Koro continued to come night after night [27/28] till I returned, and on many subsequent occasions when my duties called me away from home he helped us in the same way, in order that I might have no anxiety on my wife's account while away from her, ministering to the spiritual wants of his countrymen.
The fact that a young English lady, to whom everything Maori was comparatively new and strange, could fearlessly trust herself to be alone, night after night, for weeks together, in a house far removed from all human help, with a man who, only twenty years before, was a cruel, pitiless cannibal, who used to hunt human beings, as an English sportsman hunts game, for food, affords satisfactory evidence of the reality of the change wrought by Christianity in the character of the Maoris who accepted its teaching.

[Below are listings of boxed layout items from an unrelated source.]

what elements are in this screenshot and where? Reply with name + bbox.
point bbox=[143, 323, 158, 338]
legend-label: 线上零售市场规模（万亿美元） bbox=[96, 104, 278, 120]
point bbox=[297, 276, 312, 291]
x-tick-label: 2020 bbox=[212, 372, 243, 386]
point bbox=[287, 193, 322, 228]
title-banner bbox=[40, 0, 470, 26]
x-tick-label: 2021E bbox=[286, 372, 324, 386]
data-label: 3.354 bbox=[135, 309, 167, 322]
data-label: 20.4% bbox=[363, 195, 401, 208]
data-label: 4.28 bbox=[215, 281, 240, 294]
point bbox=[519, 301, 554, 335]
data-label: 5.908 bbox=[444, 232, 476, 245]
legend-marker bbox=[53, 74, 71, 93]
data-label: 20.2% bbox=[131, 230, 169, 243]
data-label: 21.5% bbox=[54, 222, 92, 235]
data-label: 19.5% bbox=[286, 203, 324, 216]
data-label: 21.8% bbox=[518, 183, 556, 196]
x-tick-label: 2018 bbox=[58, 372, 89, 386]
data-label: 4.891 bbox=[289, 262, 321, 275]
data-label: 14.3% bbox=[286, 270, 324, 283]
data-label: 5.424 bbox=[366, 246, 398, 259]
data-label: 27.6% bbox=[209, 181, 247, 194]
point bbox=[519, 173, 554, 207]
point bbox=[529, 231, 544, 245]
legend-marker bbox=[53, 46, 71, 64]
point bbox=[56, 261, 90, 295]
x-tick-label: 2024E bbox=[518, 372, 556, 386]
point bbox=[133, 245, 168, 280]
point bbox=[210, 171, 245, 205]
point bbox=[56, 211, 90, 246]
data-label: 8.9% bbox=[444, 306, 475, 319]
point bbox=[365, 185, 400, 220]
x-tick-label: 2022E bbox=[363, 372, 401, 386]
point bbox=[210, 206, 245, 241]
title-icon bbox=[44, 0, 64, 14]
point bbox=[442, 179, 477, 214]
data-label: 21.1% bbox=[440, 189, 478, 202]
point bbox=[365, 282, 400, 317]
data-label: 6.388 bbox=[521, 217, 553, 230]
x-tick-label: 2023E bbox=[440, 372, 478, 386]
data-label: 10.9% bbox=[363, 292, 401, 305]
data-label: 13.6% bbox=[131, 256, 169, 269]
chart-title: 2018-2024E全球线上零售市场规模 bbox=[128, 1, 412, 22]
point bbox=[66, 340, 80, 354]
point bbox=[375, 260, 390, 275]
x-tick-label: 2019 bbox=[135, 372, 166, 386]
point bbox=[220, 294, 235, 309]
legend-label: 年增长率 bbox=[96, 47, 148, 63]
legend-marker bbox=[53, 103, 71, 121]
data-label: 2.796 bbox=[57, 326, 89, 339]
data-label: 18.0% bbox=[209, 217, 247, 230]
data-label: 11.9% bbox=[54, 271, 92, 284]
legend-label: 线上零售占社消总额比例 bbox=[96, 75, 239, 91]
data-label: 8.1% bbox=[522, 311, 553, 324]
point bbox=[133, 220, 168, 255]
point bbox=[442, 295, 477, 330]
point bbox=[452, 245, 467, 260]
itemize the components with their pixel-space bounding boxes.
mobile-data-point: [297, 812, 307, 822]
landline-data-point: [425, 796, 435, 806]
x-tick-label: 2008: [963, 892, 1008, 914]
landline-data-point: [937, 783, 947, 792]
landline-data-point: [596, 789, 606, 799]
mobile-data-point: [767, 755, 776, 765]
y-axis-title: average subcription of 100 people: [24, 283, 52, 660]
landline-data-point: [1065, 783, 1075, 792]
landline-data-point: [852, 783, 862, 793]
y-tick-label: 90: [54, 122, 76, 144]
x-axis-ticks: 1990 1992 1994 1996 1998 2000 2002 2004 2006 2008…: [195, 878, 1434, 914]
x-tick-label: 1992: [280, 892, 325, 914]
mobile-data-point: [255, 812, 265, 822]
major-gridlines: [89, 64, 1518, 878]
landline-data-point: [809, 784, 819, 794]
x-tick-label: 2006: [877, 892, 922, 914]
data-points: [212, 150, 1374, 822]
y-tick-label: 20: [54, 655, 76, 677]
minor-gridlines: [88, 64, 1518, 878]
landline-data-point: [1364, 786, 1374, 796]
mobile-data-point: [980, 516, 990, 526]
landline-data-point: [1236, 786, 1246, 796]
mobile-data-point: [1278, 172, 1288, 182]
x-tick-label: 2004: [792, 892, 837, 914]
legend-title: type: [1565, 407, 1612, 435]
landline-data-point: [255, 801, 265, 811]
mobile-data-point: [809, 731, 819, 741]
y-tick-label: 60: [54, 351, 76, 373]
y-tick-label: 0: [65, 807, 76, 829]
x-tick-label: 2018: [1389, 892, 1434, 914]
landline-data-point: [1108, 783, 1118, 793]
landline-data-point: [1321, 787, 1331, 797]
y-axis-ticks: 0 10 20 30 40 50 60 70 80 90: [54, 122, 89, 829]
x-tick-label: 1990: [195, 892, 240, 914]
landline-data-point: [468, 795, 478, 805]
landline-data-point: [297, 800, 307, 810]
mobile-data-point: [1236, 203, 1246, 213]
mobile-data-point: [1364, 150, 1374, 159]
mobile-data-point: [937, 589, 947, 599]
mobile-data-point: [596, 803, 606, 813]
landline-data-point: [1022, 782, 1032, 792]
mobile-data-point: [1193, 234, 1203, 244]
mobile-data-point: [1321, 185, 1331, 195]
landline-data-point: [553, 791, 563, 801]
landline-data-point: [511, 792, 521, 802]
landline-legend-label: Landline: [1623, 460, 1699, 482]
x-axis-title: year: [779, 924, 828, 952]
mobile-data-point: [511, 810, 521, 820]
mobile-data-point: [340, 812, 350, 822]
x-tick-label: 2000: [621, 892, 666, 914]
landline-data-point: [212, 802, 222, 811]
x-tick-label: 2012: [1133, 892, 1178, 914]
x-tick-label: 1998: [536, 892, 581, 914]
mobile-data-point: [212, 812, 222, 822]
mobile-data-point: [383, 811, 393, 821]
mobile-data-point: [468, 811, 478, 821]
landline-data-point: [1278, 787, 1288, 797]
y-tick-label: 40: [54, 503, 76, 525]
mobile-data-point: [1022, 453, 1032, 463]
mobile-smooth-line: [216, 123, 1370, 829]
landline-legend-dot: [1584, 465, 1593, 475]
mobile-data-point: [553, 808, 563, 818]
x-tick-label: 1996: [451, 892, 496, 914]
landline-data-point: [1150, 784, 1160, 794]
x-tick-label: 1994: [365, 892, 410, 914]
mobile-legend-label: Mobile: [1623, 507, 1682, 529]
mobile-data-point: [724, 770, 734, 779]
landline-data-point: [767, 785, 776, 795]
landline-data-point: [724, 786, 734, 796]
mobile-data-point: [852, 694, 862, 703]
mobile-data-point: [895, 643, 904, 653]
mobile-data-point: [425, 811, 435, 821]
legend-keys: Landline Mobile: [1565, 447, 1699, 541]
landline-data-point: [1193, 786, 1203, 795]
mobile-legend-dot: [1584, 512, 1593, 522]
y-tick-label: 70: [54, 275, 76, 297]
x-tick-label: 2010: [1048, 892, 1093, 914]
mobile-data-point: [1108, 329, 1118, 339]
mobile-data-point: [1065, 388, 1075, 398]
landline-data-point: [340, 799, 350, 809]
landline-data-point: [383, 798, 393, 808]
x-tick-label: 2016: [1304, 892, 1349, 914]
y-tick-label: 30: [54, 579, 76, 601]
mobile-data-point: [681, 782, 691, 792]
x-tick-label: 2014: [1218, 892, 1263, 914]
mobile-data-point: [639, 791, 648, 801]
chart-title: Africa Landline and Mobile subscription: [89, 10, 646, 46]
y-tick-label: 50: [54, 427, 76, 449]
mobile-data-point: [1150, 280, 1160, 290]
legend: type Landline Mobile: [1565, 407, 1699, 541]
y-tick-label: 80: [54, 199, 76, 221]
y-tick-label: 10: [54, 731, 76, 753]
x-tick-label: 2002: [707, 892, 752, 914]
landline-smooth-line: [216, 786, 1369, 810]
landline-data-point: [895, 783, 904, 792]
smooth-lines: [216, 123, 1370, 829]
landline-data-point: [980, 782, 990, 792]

In spite of our close intimacy with Koro, and his ignorance of all polite usages, he only once treated either of us with undue familiarity. On that occasion he startled us at daybreak one morning by tapping at our bedroom window, and calling out very loudly, "Shay-msh, Shay-msh, Shay-msh! Get up. I want you." But he never repeated that familiar mode of address after being told that I did not like any one but my wife to address me by my Christian name.